Each latent representation of an OM contains [string_id, sensor_id, latents...]. In the above example we use the 64-dim om2vec latent so each contains 66 values in total. 

### Training

Use `run.py` and a configuration file to run training and/or inference.

`python run.py -c ./configs/example.cfg`

#### Pre-process Prometheus events

Before training, you will need to pre-process events from raw Prometheus output. See `scripts/preprocess_prometheus.py`. This script will generate Parquet files of individual binned OM timing distributions from Prometheus events. You need to provide an `input_dir` containing the Prometheus parquet files and an `output_dir`.

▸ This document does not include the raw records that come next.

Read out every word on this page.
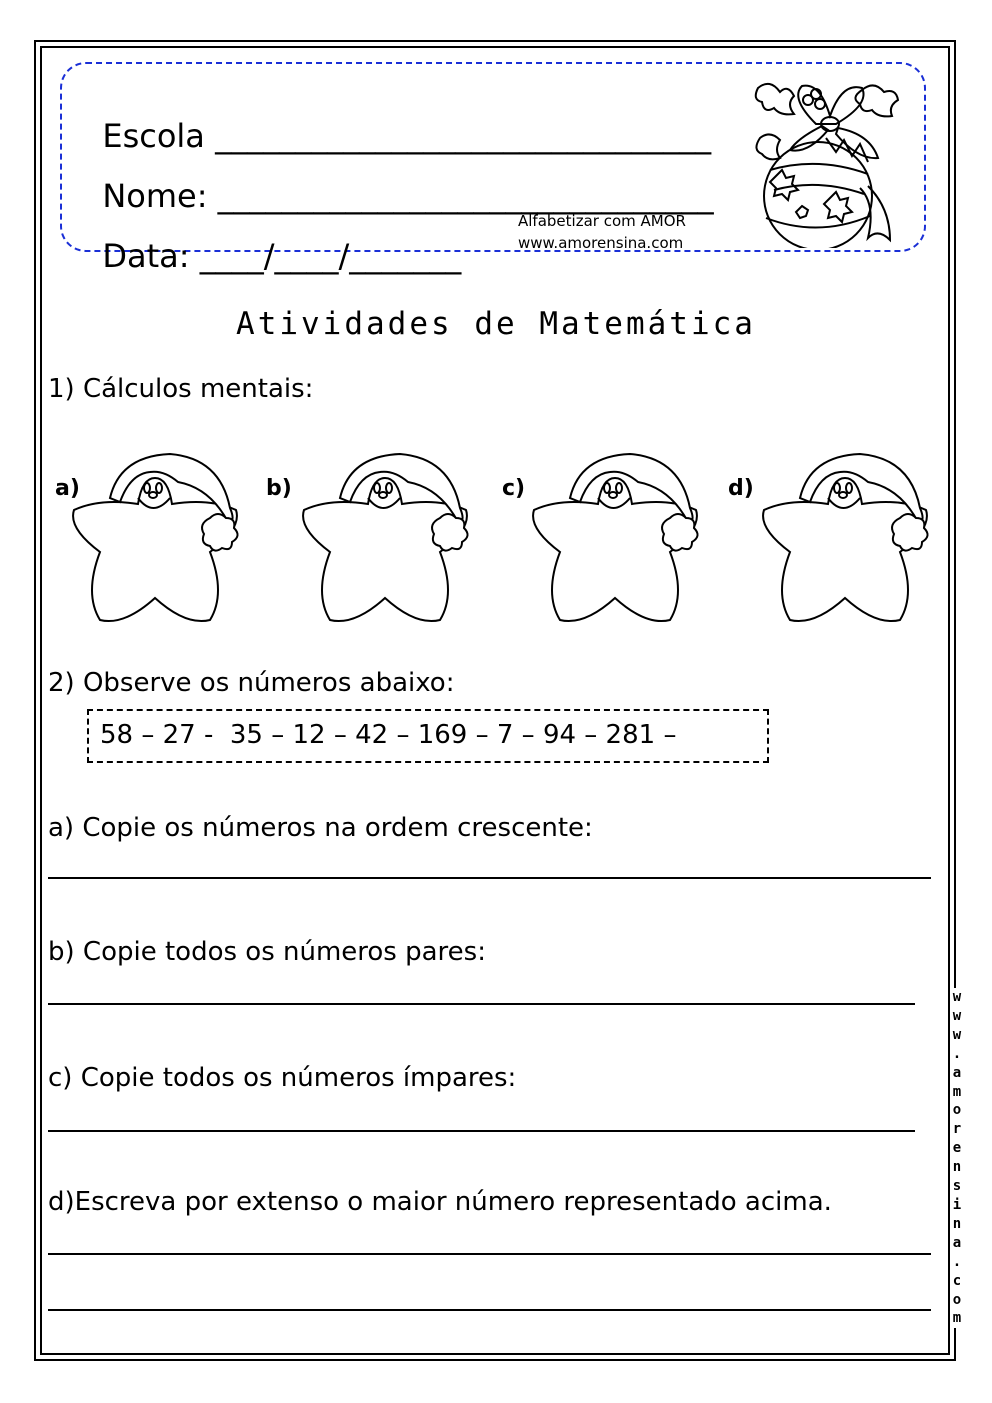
Escola _______________________________

Nome: _______________________________

Data: ____/____/_______

Alfabetizar com AMOR
www.amorensina.com
Atividades de Matemática
1) Cálculos mentais:
a)	b)	c)	d)
2) Observe os números abaixo:
58 – 27 -  35 – 12 – 42 – 169 – 7 – 94 – 281 –
a) Copie os números na ordem crescente:
b) Copie todos os números pares:
c) Copie todos os números ímpares:
d)Escreva por extenso o maior número representado acima.
w
w
w
.
a
m
o
r
e
n
s
i
n
a
.
c
o
m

`python scripts/preprocess_prometheus.py --input_dir /PATH_TO_PROMETHEUS_DATASETS/ --output_dir /PATH_TO_OUTPUT_DIR/`

You can also provide the following optional arguments:
- `chunk_size`: Number of individual binned OM timing distributions per file (Default: 250000)
- `max_time`: maximum time (in ns) when binning the hits from Prometheus (default: 6400)
- `num_bins`: number of bins to use when binning the hits from Prometheus (default: 6400)

#### Configuration

We provide an example configuration file in `configs/example.cfg`. See details on the options below:
- `accelerator`: type of PyTorch Lightning accelerator to use (e.g. 'gpu')
- `num_devices`: number of devices to deploy model on
- `training`: boolean for training mode. Use `False` to run in test/inference mode.
- `dataloader`: type of dataloader to use. Implemented dataloaders: 'prometheus'
- `checkpoint`: path to checkpoint file if loading model from checkpoint
- `resume_training`: Set to `True` if loading from a checkpoint and resuming training
- `project_name`: wandb project name
- `project_save_dir`: wandb project save directory
- `model_options`: arguments to be passed into the om2vec network initialization
- `data_options.train_data_files`: list of paths to directories containing the training data (pre-processed)
- `data_options.train_data_file_ranges`: list of ranges ([x, y]) indicating which/how many files in each directory to use. must be same length as `train_data_files`
- `data_options.valid_data_files`: list of paths to directories containing the validation data (pre-processed)
- `data_options.valid_data_file_ranges`: list of ranges ([x, y]) indicating which/how many files in each directory to use. must be same length as `valid_data_files`
- `data_options.file_chunk_size`: number of timing distributions per file. set to same as `chunk_size` during pre-processing
- `training_options`: various training hyperparameters